Great Maryland Beaches
With more than 3,100 miles of shoreline, Maryland has plenty of great places to sink your toes into the sand. From the Atlantic Coast beaches of Ocean City and Assateague, to the shores of the Chesapeake Bay and her tributaries, to spring-fed swimming holes and mountain lakes, Maryland’s sun, surf and sand are waiting for you! Learn more about all of the beaches in Maryland below!
A week in Ocean City is a longtime summer tradition. For a lot of Marylanders, summer means driving across the Chesapeake Bay Bridge and going “downy ocean, hon.” Ocean City offers amusement park rides at Trimper’s, tons of fun at Marty’s Playland and delectable beach treats like Thrasher’s fries and steamed crabs—truly the essence of summer.
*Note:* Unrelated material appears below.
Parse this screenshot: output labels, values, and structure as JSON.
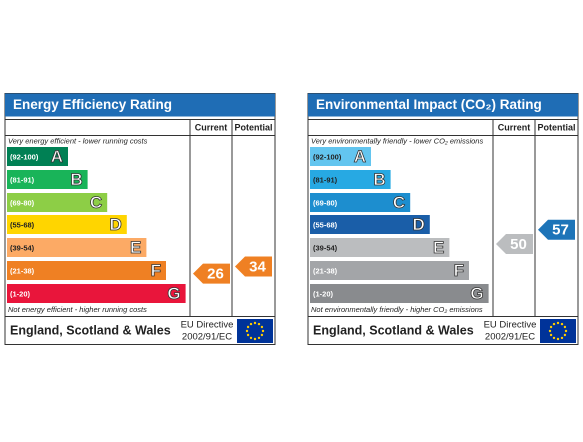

Ocean City is also home to Ocean Bowl Skate Park, a mini-golf course and plenty of other non-ocean entertainment.
Those looking to leave civilization behind can plan a great getaway to Assateague, an undeveloped strip of land crisscrossed by wildlife trails. It’s the ideal spot for beach camping, made extraordinary by the presence of the famous wild horses roaming the park. Home to bald eagles, island foxes, dolphins, whales and, of course, the beautiful horses, it’s no wonder National Geographic Traveler named it one of the 10 best U.S. state parks.
This state park in Annapolis offers stunning bay views, swimming, fishing and hiking. Sandy Point is home to Chesapeake Region Accessible Boating (CRAB, naturally), an organization that works to make boating accessible to disabled people, and all the facilities in the park are accessible. It’s also home to the Maryland Seafood Festival in September 2021. Just minutes from downtown Annapolis, Sandy Point’s location on the Atlantic Flyway makes it an ideal spot for bird-watchers and wildlife seekers.
These twin beaches are just an hour away from Washington, D.C., making North Beach and Chesapeake Beach an easy weekend trip for city folks. There’s plenty to do, and the Rod N' Reel Resort offers upscale digs if you’re looking to get away from it all.
The Hammerman area in this large park has a popular beach and swimming area—get there early to make sure you get a great spot. There’s a concession stand, small boat launch and a place to rent kayaks and paddleboards. Like we said, it’s a very large park—call ahead for directions to the Hammerman area so you can make the most of your time without too much unintentional wandering.
With 69 miles of shoreline, Deep Creek is the state’s largest man-made lake, with a swimming beach and boat rentals plus a host of events and nearby restaurants. For a dose of exhilaration, head to Adventure Sports Center International, where manmade white-water courses offer a perfect place for new paddlers to get their feet wet—literally—or to challenge the most advanced pro.
In the Catoctin Mountains near Thurmont, the Maryland Department of Natural Resources set aside three designated swimming areas at Hunting Creek Lake. Each summer, visitors flock there for picnics or to camp overnight. Stop by the 78-foot waterfall for which the park is named; it’s spectacular.
This is a grand, natural bay beach for swimming, hiking and just being in the great outdoors. The big draw, though, is to find fossils along the quarter-mile stretch of sandy beach. More than 600 types of fossils, including massive megalodon shark teeth dating back 10 million to 20 million years, have been found. It’s an astounding destination to take shark-obsessed youngsters and budding fossil-hunters.
A half-mile of sandy shoreline, a netted swimming area and a 200-foot pier for crabbing and fishing make Breezy Point an ideal getaway spot in Calvert County. Families will love staying at the attached campground and searching the beach for prehistoric shark teeth.
This park fills up on summer days with families looking to escape to bayfront relaxation. A short boat ride off the point, Hawk Cove and Pleasure Island at Hart-Miller Island State Park offer beach camping for those who want to get off the beaten path. And if you’re looking for a way to enjoy a different type of sand, Rocky Point Golf Course is not far away—it’s the only waterfront golf course on the western side of the Chesapeake Bay.
Rocky Gap offers great beach fun in the mountains and everything you want in a lakefront getaway‚—public beaches, biking and hiking trails, championship golf, fishing and boating. After playing at the beaches, climb to the top of Evitts Mountain for spectacular views, then hike back to Lake Habeeb to cool down and camp out. For indoor fun, Rocky Gap has a resort and casino on the lake.
Visit this dog-friendly beach with your four-legged friends! Just across the Chesapeake Bay Bridge on the Eastern Shore, Matapeake provides beautiful views, trails, a public beach and a separate dog beach. While in the area, visit Matapeake Beach & Club House, a restored 1930s ferry terminal which is now a popular event space, and nearby Stevensville Crab Shack.
The beach and fishing pier at this picturesque peninsula formed by the Chesapeake Bay and Potomac River belie its history. This was once the site of a Confederate prison camp during the Civil War. A museum, monuments and tales of mysterious hauntings recall its past.